Professor Scott Pryor of Regent University School of Law has posted a short response to Dr. Littlejohn’s initial essay on private property, and you can read it here. While appreciative of Dr. Littlejohn’s argument, Professor Pryor emphasizes the necessary role of contracts in property rights, and he argues that both “rights” and “right order” are inescapably interlocked with one another, thus allowing for neither to be more basic than the other. He concludes with these paragraphs:
With that we’ve come full circle. Human beings, even sinless ones, had primary rights. Those rights were and are grounded in our human nature both as images of God and as finite, embodied, social beings. Human cultures, even ones untainted by sin, would have needed coordination rules. Rights of the sort we humans have, and would have had, are primary. Such rights would have included contract and property. And such primary rights would have entailed rules.
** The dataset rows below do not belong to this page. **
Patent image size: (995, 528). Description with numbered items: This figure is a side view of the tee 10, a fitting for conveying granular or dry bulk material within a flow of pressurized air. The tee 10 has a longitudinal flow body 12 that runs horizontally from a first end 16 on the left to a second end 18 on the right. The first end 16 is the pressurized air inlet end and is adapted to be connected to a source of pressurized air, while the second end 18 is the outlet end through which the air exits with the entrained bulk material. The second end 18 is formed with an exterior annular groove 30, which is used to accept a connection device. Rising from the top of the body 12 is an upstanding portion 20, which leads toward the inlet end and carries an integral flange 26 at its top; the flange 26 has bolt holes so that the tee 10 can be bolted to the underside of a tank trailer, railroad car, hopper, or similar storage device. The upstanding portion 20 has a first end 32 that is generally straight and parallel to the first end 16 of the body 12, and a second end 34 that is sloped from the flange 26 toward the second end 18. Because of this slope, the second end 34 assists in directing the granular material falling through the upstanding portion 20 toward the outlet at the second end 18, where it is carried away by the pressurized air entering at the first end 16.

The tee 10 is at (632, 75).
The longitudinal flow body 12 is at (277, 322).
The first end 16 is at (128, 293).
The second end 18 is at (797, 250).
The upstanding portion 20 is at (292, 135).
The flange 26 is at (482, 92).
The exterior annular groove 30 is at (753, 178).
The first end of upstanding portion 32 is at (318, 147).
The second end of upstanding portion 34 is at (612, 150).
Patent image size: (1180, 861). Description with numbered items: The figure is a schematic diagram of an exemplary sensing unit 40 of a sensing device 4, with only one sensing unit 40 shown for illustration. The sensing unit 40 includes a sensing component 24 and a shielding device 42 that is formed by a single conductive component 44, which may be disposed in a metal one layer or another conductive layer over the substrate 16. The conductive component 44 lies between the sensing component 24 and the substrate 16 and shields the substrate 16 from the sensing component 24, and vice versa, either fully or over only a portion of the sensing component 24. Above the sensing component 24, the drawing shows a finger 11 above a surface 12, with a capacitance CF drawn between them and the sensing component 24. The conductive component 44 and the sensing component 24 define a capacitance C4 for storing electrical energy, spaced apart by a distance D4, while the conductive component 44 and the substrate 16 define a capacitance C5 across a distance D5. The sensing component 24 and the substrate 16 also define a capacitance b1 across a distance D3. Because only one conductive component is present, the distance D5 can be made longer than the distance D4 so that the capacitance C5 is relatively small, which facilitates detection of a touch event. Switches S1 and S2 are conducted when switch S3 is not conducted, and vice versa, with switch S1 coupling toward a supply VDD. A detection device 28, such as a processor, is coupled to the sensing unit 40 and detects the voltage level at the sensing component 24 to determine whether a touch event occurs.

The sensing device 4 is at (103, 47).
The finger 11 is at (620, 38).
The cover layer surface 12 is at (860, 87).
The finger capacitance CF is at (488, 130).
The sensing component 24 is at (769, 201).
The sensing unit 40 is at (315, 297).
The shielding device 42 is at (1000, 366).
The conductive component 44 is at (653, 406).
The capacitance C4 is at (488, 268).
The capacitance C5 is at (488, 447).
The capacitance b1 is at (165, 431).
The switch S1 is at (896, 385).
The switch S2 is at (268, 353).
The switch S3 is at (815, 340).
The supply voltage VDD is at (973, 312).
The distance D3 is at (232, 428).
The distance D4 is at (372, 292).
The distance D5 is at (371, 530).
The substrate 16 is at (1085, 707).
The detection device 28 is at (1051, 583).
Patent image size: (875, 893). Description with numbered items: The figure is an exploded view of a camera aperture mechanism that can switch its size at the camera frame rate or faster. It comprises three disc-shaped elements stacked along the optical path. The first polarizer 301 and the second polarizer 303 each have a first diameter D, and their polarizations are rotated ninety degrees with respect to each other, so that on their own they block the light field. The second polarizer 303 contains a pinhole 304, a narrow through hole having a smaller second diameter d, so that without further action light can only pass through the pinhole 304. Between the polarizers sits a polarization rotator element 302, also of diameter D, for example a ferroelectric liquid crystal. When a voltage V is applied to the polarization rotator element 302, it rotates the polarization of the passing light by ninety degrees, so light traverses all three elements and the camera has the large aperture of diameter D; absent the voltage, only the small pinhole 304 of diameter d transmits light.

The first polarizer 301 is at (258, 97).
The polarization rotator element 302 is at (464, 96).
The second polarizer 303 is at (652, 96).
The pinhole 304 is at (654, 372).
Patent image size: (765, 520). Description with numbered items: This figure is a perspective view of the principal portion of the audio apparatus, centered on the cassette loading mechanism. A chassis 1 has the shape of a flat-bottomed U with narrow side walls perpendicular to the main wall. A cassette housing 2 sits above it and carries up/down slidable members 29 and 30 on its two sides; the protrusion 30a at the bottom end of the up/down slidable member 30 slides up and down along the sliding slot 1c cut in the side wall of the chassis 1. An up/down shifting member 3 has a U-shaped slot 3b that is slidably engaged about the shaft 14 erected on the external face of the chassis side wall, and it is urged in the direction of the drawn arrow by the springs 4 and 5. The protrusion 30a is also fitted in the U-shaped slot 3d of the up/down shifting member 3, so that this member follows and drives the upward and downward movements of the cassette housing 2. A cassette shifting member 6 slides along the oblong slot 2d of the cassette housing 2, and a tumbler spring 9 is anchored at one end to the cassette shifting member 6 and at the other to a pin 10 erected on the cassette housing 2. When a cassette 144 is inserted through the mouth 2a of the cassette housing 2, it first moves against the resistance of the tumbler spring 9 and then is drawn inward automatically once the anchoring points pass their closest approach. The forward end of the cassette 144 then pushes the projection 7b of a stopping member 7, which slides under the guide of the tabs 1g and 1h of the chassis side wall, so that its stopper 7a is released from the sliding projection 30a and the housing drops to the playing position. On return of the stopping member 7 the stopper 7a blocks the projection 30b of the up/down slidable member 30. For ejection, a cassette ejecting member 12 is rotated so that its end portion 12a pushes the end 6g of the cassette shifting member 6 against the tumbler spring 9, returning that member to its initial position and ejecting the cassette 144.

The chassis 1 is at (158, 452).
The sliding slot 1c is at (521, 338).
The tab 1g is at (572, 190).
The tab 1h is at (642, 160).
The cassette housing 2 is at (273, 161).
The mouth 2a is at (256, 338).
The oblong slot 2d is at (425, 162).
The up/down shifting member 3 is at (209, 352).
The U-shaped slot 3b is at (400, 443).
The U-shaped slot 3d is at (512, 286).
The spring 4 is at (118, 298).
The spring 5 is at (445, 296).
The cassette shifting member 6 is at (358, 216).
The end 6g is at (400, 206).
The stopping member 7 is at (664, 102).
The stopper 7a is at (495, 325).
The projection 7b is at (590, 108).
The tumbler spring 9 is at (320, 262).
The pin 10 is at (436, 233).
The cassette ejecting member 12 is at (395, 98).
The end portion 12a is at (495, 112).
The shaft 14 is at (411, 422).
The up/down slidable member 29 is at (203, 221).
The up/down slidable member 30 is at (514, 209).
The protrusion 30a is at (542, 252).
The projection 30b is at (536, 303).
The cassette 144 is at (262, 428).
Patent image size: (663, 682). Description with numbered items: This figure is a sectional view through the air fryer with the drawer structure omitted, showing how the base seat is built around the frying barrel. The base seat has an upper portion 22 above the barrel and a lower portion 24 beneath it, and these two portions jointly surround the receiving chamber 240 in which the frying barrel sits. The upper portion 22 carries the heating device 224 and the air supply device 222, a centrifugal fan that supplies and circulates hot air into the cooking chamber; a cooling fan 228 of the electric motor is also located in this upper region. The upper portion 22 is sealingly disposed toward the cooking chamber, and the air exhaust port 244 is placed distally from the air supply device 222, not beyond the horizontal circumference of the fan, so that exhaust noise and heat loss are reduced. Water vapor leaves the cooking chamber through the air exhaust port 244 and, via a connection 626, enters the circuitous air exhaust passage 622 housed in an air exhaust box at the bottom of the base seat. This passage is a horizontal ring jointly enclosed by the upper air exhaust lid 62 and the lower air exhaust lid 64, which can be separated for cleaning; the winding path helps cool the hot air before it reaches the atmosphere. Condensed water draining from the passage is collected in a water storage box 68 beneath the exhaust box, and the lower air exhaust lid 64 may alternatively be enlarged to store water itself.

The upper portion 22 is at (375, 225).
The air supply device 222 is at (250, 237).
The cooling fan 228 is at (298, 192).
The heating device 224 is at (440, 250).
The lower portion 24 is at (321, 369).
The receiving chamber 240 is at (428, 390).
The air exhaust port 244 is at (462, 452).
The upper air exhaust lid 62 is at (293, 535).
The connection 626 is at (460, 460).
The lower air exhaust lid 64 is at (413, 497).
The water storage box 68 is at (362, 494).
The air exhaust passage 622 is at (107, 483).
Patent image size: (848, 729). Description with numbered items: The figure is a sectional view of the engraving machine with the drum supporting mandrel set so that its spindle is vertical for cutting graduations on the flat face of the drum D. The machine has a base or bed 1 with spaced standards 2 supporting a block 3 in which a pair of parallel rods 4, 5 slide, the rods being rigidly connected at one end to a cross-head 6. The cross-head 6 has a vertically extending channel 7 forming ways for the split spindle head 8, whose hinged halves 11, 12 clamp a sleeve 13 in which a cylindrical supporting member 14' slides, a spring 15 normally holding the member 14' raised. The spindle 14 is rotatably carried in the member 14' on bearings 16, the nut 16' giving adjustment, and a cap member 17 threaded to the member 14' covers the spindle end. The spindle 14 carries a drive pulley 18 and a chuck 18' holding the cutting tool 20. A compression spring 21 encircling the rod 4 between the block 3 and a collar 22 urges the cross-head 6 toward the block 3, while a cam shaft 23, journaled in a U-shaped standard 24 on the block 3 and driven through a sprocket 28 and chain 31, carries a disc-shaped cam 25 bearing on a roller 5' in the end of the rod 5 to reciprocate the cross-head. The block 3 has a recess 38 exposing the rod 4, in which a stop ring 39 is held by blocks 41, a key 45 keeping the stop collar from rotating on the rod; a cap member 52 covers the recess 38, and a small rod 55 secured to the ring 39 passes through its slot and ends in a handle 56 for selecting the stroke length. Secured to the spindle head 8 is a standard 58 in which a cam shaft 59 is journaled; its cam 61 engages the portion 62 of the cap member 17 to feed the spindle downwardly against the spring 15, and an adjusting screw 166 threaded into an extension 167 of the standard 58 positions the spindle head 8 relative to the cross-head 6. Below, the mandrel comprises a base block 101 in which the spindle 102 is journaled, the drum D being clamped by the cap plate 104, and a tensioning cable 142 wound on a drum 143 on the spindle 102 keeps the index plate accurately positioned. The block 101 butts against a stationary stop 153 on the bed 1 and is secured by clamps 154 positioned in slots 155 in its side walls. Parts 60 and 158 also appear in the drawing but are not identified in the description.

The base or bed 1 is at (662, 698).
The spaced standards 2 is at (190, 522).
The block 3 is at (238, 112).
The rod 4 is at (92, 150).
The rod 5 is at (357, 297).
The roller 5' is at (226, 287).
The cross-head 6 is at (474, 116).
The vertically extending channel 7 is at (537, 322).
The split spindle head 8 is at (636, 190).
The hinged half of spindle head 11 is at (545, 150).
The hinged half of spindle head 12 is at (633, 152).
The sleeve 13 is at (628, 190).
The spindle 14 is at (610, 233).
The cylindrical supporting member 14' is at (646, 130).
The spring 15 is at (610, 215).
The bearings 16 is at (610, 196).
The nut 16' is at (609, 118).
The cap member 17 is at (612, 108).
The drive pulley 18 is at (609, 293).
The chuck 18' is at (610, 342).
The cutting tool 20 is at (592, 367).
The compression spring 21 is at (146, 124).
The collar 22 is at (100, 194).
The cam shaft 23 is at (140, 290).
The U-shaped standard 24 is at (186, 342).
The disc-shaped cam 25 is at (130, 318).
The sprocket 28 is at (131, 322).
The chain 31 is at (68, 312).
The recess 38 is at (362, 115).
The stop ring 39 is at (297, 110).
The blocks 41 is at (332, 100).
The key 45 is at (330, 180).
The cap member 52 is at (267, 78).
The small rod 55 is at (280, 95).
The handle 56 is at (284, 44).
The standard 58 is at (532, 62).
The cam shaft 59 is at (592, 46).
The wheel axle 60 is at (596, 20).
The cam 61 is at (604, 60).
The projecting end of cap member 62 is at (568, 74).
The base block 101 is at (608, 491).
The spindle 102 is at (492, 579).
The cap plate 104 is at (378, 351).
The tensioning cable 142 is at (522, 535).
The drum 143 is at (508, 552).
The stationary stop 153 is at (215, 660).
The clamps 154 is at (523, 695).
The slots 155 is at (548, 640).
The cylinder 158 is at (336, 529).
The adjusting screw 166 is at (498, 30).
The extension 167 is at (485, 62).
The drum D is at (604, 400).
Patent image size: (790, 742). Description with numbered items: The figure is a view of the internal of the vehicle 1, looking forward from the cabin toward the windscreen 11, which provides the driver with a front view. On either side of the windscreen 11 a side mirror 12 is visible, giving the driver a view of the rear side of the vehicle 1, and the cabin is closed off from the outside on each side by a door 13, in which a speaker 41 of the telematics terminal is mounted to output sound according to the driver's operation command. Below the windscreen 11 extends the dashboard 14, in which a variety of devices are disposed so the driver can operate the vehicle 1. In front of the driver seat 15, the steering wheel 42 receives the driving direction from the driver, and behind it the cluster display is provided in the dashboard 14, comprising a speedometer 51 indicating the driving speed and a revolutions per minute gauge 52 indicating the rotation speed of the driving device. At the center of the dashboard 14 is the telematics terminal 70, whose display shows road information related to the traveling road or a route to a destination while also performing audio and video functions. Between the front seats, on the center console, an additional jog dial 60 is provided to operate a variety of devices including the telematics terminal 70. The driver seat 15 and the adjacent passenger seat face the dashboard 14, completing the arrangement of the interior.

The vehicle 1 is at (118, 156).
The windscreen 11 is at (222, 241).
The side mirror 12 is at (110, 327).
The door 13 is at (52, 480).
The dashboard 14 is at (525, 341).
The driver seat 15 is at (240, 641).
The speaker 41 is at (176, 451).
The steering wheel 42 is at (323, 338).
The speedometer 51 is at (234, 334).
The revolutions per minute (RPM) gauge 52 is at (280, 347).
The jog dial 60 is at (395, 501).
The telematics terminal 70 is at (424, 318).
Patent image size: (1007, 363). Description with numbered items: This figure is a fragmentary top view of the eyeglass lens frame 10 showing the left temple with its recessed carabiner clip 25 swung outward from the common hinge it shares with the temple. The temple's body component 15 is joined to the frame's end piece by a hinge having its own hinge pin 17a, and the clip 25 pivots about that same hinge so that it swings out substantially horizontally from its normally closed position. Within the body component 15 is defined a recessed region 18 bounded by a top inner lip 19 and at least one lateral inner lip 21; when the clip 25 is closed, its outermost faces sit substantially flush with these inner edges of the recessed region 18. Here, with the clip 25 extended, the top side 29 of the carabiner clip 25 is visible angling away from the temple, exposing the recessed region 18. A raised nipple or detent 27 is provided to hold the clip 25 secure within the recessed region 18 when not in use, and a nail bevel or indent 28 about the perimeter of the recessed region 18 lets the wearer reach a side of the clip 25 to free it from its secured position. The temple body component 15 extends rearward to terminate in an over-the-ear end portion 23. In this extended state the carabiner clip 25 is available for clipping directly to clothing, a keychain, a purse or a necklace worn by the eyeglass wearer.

These rules would not have needed to address the wrong of opportunistic breach but some would have been in place regardless of the presence of sin.
“Property” as use alone would have been insufficient to build a sinless human culture. Somesort of rights to possess, exclude, and convey would have been appropriate. No doubt these rights would not have appeared as extensive or as absolute as we see today in commodified Western culture. Yet I believe that primary rights would have included some sort of property given the divine mandates to grow and develop human society and culture. Property is therefore not entirely adventitious.